You are a busy PM – your project plate full of challenging projects. Yet someone in charge thinks you need to be the one to take over a project – be it troubled, or just in need of a replacement leader. It’s hard to look “weak” and say, “No”, so you smile and nod. Rarely are you given the right of first refusal. They want you on it and you better take the assignment. Does this still sound familiar? I’m sure most of us have been at this point at some time or another. It’s nice to be wanted, but you get that uneasy feeling that your other work and projects may suffer and you may not come out looking good in the end no matter how well you turn things around on the newly assigned project. So accept it if you must, but do it cautiously, efficiently, and wisely.
When I need to jump on a new project like this, I generally go through a few steps to get up to speed…and for this scenario I’ll assume that the outgoing project manager has little to no ability to transfer knowledge to me as I come on board…the onus for that falls to me.
Here’s what I always try to do and recommend doing if you find yourself in this scenario:
Meet with the original account manager. This may or may not be of much help – it really depends on how far into the project you are. But the account manager who closed the deal always has some good info on assumptions that were made, customer needs he figured out, and estimates that were derived and how they were derived. All this may be helpful, but if the project is two-thirds complete, then likely not. It’s your call and it’s probably worth a phone call, but don’t spend too much time on this step.
Meet with the PMO director or executive management person who assigned this to you. Meet one-on-one with whoever assigned you to the project. Get as much high-level (and detailed, if possible) knowledge transfer as you can. Why did this happen? What’s the customer’s satisfaction level at this point? What are the outstanding issues? And if the outgoing PM is available at all, include them in this discussion and get as much information from them as possible.

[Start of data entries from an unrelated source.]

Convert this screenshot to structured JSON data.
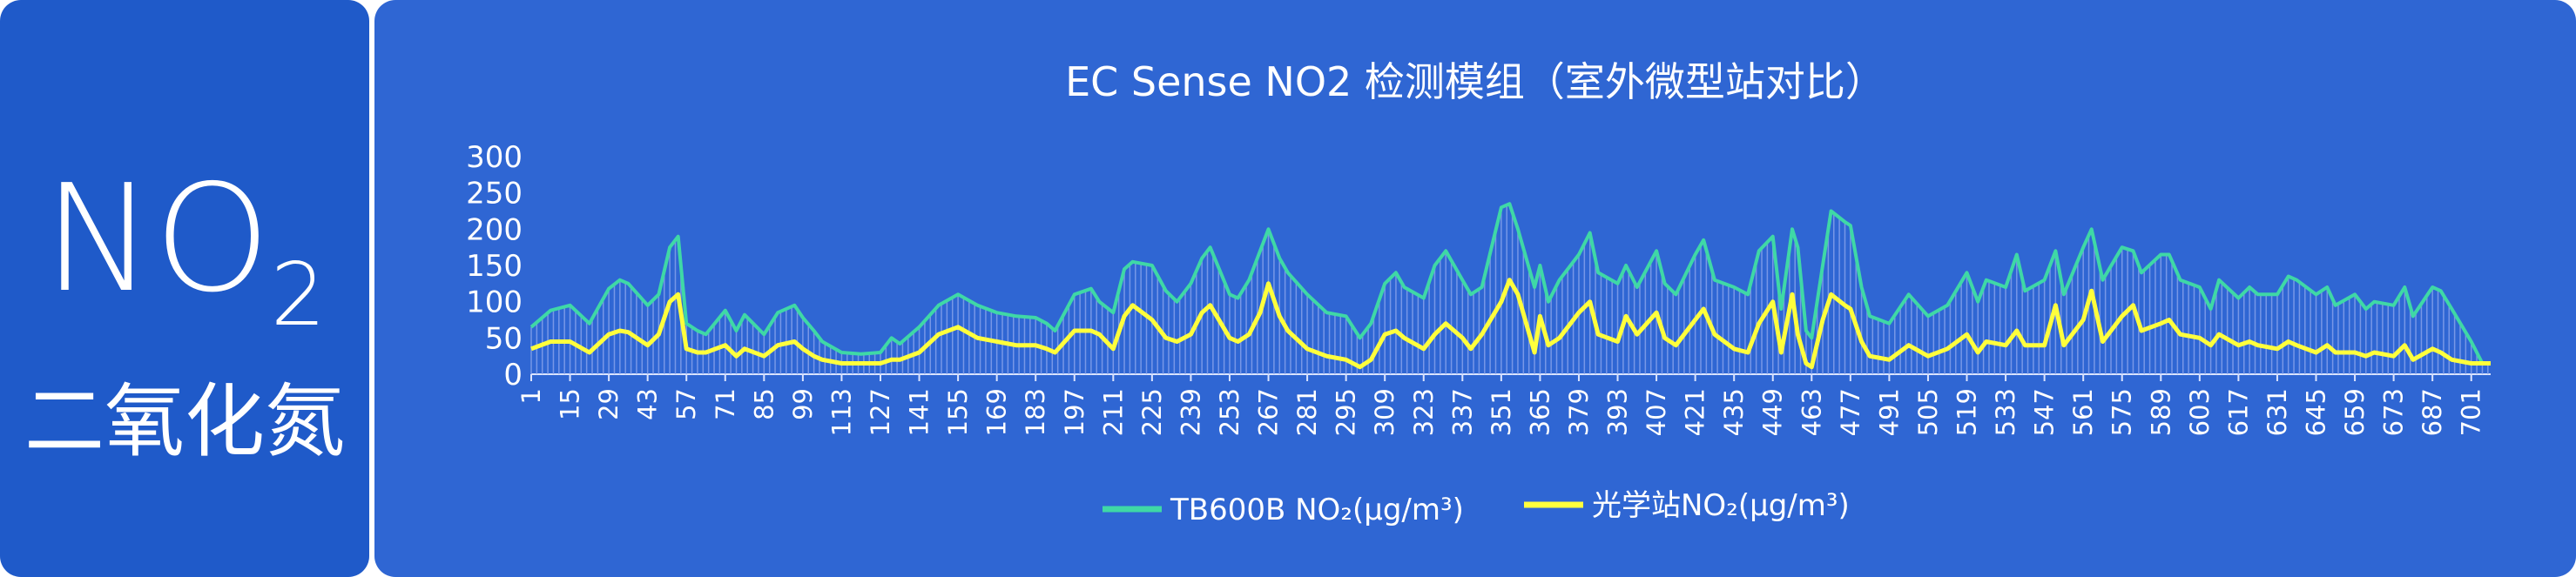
{
  "panel": {
    "formula_main": "NO",
    "formula_sub": "2",
    "chinese_name": "二氧化氮"
  },
  "colors": {
    "left_bg": "#1f5ac9",
    "right_bg": "#2f66d3",
    "series1": "#3fd8a6",
    "series1_fill": "#8fa8ee",
    "series2": "#ffff3c"
  },
  "chart_data": {
    "type": "line",
    "title": "EC Sense NO2 检测模组（室外微型站对比）",
    "ylim": [
      0,
      300
    ],
    "yticks": [
      0,
      50,
      100,
      150,
      200,
      250,
      300
    ],
    "xlim": [
      1,
      708
    ],
    "xticks": [
      1,
      15,
      29,
      43,
      57,
      71,
      85,
      99,
      113,
      127,
      141,
      155,
      169,
      183,
      197,
      211,
      225,
      239,
      253,
      267,
      281,
      295,
      309,
      323,
      337,
      351,
      365,
      379,
      393,
      407,
      421,
      435,
      449,
      463,
      477,
      491,
      505,
      519,
      533,
      547,
      561,
      575,
      589,
      603,
      617,
      631,
      645,
      659,
      673,
      687,
      701
    ],
    "legend_position": "bottom",
    "series": [
      {
        "name": "TB600B NO₂(μg/m³)",
        "x": [
          1,
          8,
          15,
          22,
          29,
          33,
          36,
          43,
          47,
          51,
          54,
          57,
          61,
          64,
          71,
          75,
          78,
          85,
          90,
          96,
          99,
          103,
          106,
          113,
          120,
          127,
          131,
          134,
          141,
          148,
          155,
          162,
          169,
          176,
          183,
          187,
          190,
          197,
          203,
          206,
          211,
          215,
          218,
          225,
          230,
          234,
          239,
          243,
          246,
          253,
          256,
          260,
          264,
          267,
          271,
          274,
          281,
          288,
          295,
          300,
          304,
          309,
          313,
          316,
          323,
          327,
          331,
          337,
          340,
          344,
          351,
          354,
          357,
          363,
          365,
          368,
          372,
          379,
          383,
          386,
          393,
          396,
          400,
          407,
          410,
          414,
          421,
          424,
          428,
          435,
          440,
          444,
          449,
          452,
          456,
          458,
          461,
          463,
          467,
          470,
          475,
          477,
          481,
          484,
          491,
          498,
          505,
          512,
          519,
          523,
          526,
          533,
          537,
          540,
          547,
          551,
          554,
          561,
          564,
          568,
          575,
          579,
          582,
          589,
          592,
          596,
          603,
          607,
          610,
          617,
          621,
          624,
          631,
          635,
          638,
          645,
          649,
          652,
          659,
          663,
          666,
          673,
          677,
          680,
          687,
          690,
          694,
          701,
          705,
          708
        ],
        "values": [
          65,
          88,
          95,
          70,
          118,
          130,
          125,
          95,
          110,
          175,
          190,
          70,
          60,
          55,
          88,
          60,
          82,
          55,
          85,
          95,
          78,
          60,
          45,
          30,
          28,
          30,
          50,
          42,
          65,
          95,
          110,
          95,
          85,
          80,
          78,
          70,
          60,
          110,
          118,
          100,
          85,
          145,
          155,
          150,
          115,
          100,
          125,
          160,
          175,
          110,
          105,
          130,
          170,
          200,
          160,
          140,
          110,
          85,
          80,
          50,
          70,
          125,
          140,
          120,
          105,
          150,
          170,
          130,
          110,
          120,
          230,
          235,
          200,
          120,
          150,
          100,
          130,
          165,
          195,
          140,
          125,
          150,
          120,
          170,
          125,
          110,
          165,
          185,
          130,
          120,
          110,
          170,
          190,
          90,
          200,
          175,
          60,
          50,
          150,
          225,
          210,
          205,
          120,
          80,
          70,
          110,
          80,
          95,
          140,
          100,
          130,
          120,
          165,
          115,
          130,
          170,
          110,
          175,
          200,
          130,
          175,
          170,
          140,
          165,
          165,
          130,
          120,
          90,
          130,
          105,
          120,
          110,
          110,
          135,
          130,
          110,
          120,
          95,
          110,
          90,
          100,
          95,
          120,
          80,
          120,
          115,
          90,
          45,
          15,
          15
        ]
      },
      {
        "name": "光学站NO₂(μg/m³)",
        "x": [
          1,
          8,
          15,
          22,
          29,
          33,
          36,
          43,
          47,
          51,
          54,
          57,
          61,
          64,
          71,
          75,
          78,
          85,
          90,
          96,
          99,
          103,
          106,
          113,
          120,
          127,
          131,
          134,
          141,
          148,
          155,
          162,
          169,
          176,
          183,
          187,
          190,
          197,
          203,
          206,
          211,
          215,
          218,
          225,
          230,
          234,
          239,
          243,
          246,
          253,
          256,
          260,
          264,
          267,
          271,
          274,
          281,
          288,
          295,
          300,
          304,
          309,
          313,
          316,
          323,
          327,
          331,
          337,
          340,
          344,
          351,
          354,
          357,
          363,
          365,
          368,
          372,
          379,
          383,
          386,
          393,
          396,
          400,
          407,
          410,
          414,
          421,
          424,
          428,
          435,
          440,
          444,
          449,
          452,
          456,
          458,
          461,
          463,
          467,
          470,
          475,
          477,
          481,
          484,
          491,
          498,
          505,
          512,
          519,
          523,
          526,
          533,
          537,
          540,
          547,
          551,
          554,
          561,
          564,
          568,
          575,
          579,
          582,
          589,
          592,
          596,
          603,
          607,
          610,
          617,
          621,
          624,
          631,
          635,
          638,
          645,
          649,
          652,
          659,
          663,
          666,
          673,
          677,
          680,
          687,
          690,
          694,
          701,
          705,
          708
        ],
        "values": [
          35,
          45,
          45,
          30,
          55,
          60,
          58,
          40,
          55,
          100,
          110,
          35,
          30,
          30,
          40,
          25,
          35,
          25,
          40,
          45,
          35,
          25,
          20,
          15,
          15,
          15,
          20,
          20,
          30,
          55,
          65,
          50,
          45,
          40,
          40,
          35,
          30,
          60,
          60,
          55,
          35,
          80,
          95,
          75,
          50,
          45,
          55,
          85,
          95,
          50,
          45,
          55,
          85,
          125,
          80,
          60,
          35,
          25,
          20,
          10,
          20,
          55,
          60,
          50,
          35,
          55,
          70,
          50,
          35,
          55,
          100,
          130,
          110,
          30,
          80,
          40,
          50,
          85,
          100,
          55,
          45,
          80,
          55,
          85,
          50,
          40,
          75,
          90,
          55,
          35,
          30,
          70,
          100,
          30,
          110,
          55,
          15,
          10,
          75,
          110,
          95,
          90,
          45,
          25,
          20,
          40,
          25,
          35,
          55,
          30,
          45,
          40,
          60,
          40,
          40,
          95,
          40,
          75,
          115,
          45,
          80,
          95,
          60,
          70,
          75,
          55,
          50,
          40,
          55,
          40,
          45,
          40,
          35,
          45,
          40,
          30,
          40,
          30,
          30,
          25,
          30,
          25,
          40,
          20,
          35,
          30,
          20,
          15,
          15,
          15
        ]
      }
    ]
  }
}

Peruse current, available project documentation. Next, grab as much current documentation on the project as possible. The most recent 2-3 status reports will be very helpful and a detailed review of the revised project schedule is necessary. Likewise, review the resource forecast and budget analysis information in great detail. If the outgoing manager was not good at managing either of these, then you’ll need to create these from scratch and likely put together some historical budget information on the project so you know where the project budget stands. This is critical information.

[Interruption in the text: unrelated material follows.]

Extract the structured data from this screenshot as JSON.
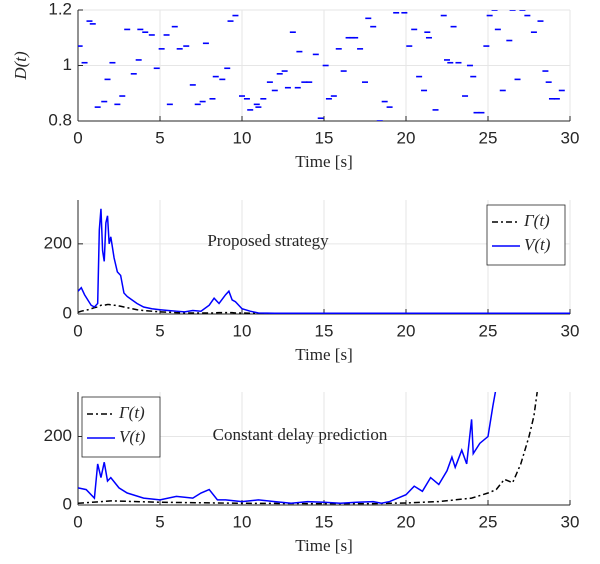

Conduct an internal team meeting. After you’ve managed to get somewhat up to speed, meet with the internal project team to discuss the project as a whole, all of the outstanding issues, what the customer pain points seem to be, what caused whatever is happening on the project to happen (necessitating the PM replacement action), and what the next hot tasks are. It’s critical that you appear to be as much in control as possible before stepping in front of the customer in order to salvage as much customer confidence and satisfaction as possible at this point.
Introduce yourself to the project customer and move forward. Finally, jump in with both feet. Introduce yourself to the project client either during a separate one-on-one call or during the next project status meeting. Provide them with your resume, your project experience summary on similar projects and hand them a revised status report and project schedule for the current week. The key is to be in charge – and this may require you to “fake it till you make it” at this point because you may still be trying to get up to speed depending on how quickly you’ve been required to jump on board.
Taking over a project that is underway can be very difficult – far more difficult than starting from scratch. And you never know immediately what you are “inheriting.” You’ll probably hear lots of “Good luck” comments…and you’re going to need them. But using these strategies can help you gain confidence, composure, and team and customer trust so you can start with both feet firmly on the ground and pointed in the right direction.
How about our readers? What strategies do you employ when taking over an existing project? What do you avoid? Please share your own experiences.